One thing I told John as we left the Americas and were hurtled through air and clouds toward Asia, was that there was something I knew I’d miss— coffeeshops. My enjoyment of spending time in coffeeshops blossomed during my first couple years at college. It wasn’t about the coffee (being more of a tea drinker myself), but the atmosphere. The atmosphere would make or break my experience. I wanted a room that would invite me in and ask me to sit a spell— maybe spend time chatting with friends, drawing, reading, or writing.

Cup of Cappuccino from Hyderabad This is John’s cappuccino at the coffee shop down the street. Mmmmmmm.

The last coffee shop I visited in Minneapolis before John and I left Bethany was a Dunn Brothers, right next to the library. I went there and ordered a nice steaming cup of tea, enjoying its flavour while also appreciating the fragrant smell of coffee. There I ran into a girl from John’s class who had done her internship the previous year in India. We talked about it, as well as some of her experiences before Aria demanded that we leave.:-)
Now, living in India has become a reality. It is very different from anything I have yet experienced and I’ve been craving a taste of something familiar. God, of course, knew this and dropped a gift in my lap. John came home from work one day and mentioned that he’d seen not only one, but two coffeeshops about one and a half or two kilometres from our apartment. So on Saturday we decided to visit one of them that is called “Café: Coffee Day”. The auto rickshaw dropped us off at the front entrance and we walked through the many tables and chairs in the patio area, and then into the cool air-conditioned interior. What happiness I felt to see a poster board up advertising frappés, mochas, espressos and cappuccinos! I found myself incredulous. The people were all young, many of them in “hip” clothing, enjoying times with friends. One guy asked to snap a picture of Aria with his cell phone (we feel like celebrities wherever we go!). We savoured our drinks (an almond frappé and a mocha on the rocks) and enjoyed the comfortable couches.

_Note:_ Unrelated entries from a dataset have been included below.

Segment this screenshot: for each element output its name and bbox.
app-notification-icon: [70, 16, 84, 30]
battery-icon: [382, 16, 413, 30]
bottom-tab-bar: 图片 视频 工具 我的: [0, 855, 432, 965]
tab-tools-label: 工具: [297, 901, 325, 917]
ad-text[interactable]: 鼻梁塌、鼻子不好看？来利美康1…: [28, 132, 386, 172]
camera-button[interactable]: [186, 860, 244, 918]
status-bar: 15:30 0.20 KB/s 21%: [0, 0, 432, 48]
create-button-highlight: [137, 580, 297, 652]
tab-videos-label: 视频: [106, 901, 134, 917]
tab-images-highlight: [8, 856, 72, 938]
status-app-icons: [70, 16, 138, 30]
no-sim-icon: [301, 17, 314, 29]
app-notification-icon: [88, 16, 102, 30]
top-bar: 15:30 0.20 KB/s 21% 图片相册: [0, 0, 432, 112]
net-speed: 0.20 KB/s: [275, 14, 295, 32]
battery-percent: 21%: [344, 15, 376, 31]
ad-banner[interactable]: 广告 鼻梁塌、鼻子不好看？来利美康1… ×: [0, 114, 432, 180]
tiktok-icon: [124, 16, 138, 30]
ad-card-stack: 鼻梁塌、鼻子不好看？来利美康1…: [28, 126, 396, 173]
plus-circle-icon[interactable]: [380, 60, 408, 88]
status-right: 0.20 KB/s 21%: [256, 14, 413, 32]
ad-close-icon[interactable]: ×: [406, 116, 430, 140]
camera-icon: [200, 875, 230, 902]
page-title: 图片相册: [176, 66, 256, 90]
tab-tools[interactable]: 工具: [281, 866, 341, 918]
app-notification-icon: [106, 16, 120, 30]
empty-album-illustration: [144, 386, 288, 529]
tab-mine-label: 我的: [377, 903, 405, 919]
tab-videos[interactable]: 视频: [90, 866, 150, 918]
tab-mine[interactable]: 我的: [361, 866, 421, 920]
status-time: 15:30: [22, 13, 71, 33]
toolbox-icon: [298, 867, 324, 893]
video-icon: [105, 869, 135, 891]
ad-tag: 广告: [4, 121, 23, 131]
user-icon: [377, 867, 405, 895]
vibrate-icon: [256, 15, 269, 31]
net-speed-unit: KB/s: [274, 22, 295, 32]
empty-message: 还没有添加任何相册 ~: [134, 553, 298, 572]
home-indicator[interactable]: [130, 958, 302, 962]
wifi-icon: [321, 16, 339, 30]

The next day we decided to check out the other one, called “Barista”. This one expressed some Italian flair and I enjoyed a cappuccino reminiscent of those I’d enjoyed in Italy. This place also had comfortable couches and chairs, and I was encouraged to see that people spent time enjoying, simply enjoying themselves. It didn’t feel like a place that would push you out because you’d already been there an hour. No, it was the type of place that said, “Please, come in. Sit a spell.” In all honesty, being in that coffeeshop was like being in one of the many in Minneapolis. It was a delightful treat— a little taste of home in the midst of all that is different.